These Are the Most Popular Home Styles Across America
If you're on a getting ready to purchase your first home, starting to prepare for your next move, or are simply daydreaming about your the house you hope to one day buy, it helps to understand exactly what you're looking for. While porches, tall ceilings, hardwood floors, big windows, and two-car garages may seem like details that are no-brainers, design features aren't the only thing you need to be well-versed in. Knowing the difference between an antebellum home and a Dutch colonial will help you shop smarter.
If you're looking for a new home, it's worth first setting aside a few minutes to brush up on all the different styles the market has to offer. Who knows, you might think you know what you like, but after learning a thing or two about architecture, you might decide to change direction altogether. While you may have originally thought you wanted a home with gables, you might realize that dormers are more your style; that hipped roof you thought you wanted might be replaced by a steeply-pitched roof instead. And after seeing what a home done entirely in stucco looks like, you may not want to look at the clapboard houses that were originally on your list. In short, knowing what you like will not only help you search the right styles, but it will ensure you know what to ask for when working with a real estate agent or builder.
Since time is of the essence when shopping for a new home and you might not have the flexibility to research what sets each architectural style apart, we're here to lend a hand. To help you think beyond the basics and better understand the difference between bungalows and Spanish revivals, we've complied a guide to common architecture styles. Ahead, you'll discover the most popular structural designs seen across the United States.
Also known as Arts and Crafts, this architectural style highlights hand-built goods over the mass-produced. Key design features include low-pitched gable roofs with overhangs that make for spacious porches, exposed beams and natural materials. The inside of the home, often airy and light-filled, features tons of woodwork such as built-in bookshelves, beams, and window seats.
This 19th century style is a staple in the South and most were built before the Civil War. According to Jade Joyner of Metal + Petal, Antebellum homes feature a symmetrical design with large, evenly spaced windows and a grand entryway, often set between elegant Greek columns. Other characteristics include charming wrap around porches, ballrooms, and elegant foyers.
First built in California in the 1890s, these homes were inspired by the small, efficient houses constructed in India in the mid-nineteenth century by the British. Similar to American craftsman architecture, bungalows feature roofs with overhangs, oftentimes extending across the entire front of the house, which create spacious covered porches. Inside, you can find an open floor plan across one to two stories with beamed ceilings and built-in cabinetry.
Also known as American cottage, Cape Cod homes are renowned for their steep roofs and shingled exterior (most in the weathered gray color). The simple, unadorned faces typically feature a centered doorway with two windows on each side, and, if it's a two-story home, you can expect five windows up top.
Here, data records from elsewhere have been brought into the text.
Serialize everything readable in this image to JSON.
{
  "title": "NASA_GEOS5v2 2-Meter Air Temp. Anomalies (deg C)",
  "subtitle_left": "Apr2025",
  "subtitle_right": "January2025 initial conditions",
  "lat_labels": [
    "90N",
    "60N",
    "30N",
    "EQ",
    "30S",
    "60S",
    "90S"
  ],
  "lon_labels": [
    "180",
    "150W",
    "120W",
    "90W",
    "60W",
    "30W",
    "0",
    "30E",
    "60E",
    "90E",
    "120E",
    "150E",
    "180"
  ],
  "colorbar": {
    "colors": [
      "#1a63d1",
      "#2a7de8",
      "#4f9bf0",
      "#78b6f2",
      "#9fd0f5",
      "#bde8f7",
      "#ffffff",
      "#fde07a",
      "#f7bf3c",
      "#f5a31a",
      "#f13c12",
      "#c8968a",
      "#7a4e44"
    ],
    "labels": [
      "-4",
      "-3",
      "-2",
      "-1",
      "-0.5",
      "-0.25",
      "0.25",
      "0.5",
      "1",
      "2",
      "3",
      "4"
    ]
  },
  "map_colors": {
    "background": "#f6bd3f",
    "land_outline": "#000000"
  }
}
Many consider this charming Massachusetts-born design to be the quintessential American style.
Rectangular in design, these homes can be anywhere from one to two stories. On the exterior you'll find a stately front door in the center often surrounded by columns featuring pilasters for added decoration. Like the Cape Cod, windows are placed symmetrically on both sides of the door. These windows, however, have traditional multi-pane sashes and classic shutters. Once upon a time these homes were only seen with white clapboard paneling; nowadays the design is available in brick, too.
This style of architecture is renowned for its barn-like gambrel roof (a double-pitched roof which is flat on top and then features a steep drop). You'll often find a tiny dormer window close to the top integrated into the design. Original Dutch Colonial homes were constructed in brick or stone and feature doors split in half to allow the top half to be open.
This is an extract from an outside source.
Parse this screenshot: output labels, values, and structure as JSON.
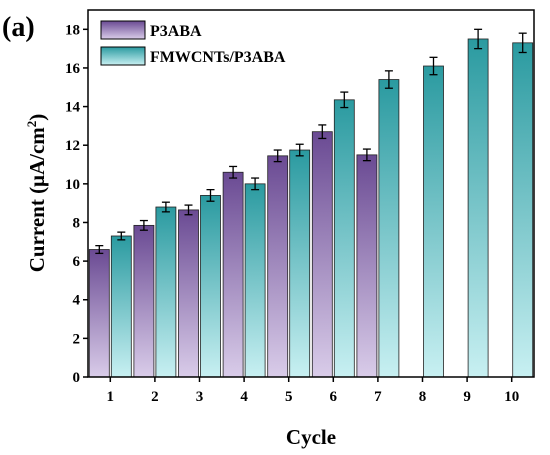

"The classic 'Americana' farmhouse is one of the oldest home styles in our country; the farmhouse has been around since the early 1700s," says Ashley Moore of Moore House Interiors. These simple, straightforward homes are best known for their large porches, gabled roofs, and large eat-in kitchens. "We love farmhouse style for its simplicity, it's functional design, and the coziness it offers," Moore says. "There's nothing pretentious about the farmhouse; even today it should exude a simple, casual feeling just as it did 400 years ago."
Drawing inspiration from ancient Greece, this architectural style features columns, white exterior, and plenty of cornices.
Loosely inspired by villas in Italy, Italianate designs emanate intricate flamboyance, showcasing ornate brackets and cornices. These homes feature flat or low-pitched roofs. The interiors, however, boast high ceilings.
This beloved flat-roof architectural style often features big glass windows, open, airy floor plans, and clean lines. It's typically seen in one-story and split level homes.
Envision the cheery red tile roof homes of Miami and the Hollywood Hills, and you're head is in the right place. These homes are characterized by elaborate tile work, arched walkways, low-pitched roofs, a stucco exterior and are often L-shaped with a courtyard in the center.
Inspired by medieval European architecture, Tudor homes (sometimes called English Cottages) are defined by their steeply-pitched gable roofs, brick façade, tall windows, and, most notably, their half-timbered structure (exposed wood frames with stucco or masonry filled in between) which creates the signature striped exterior.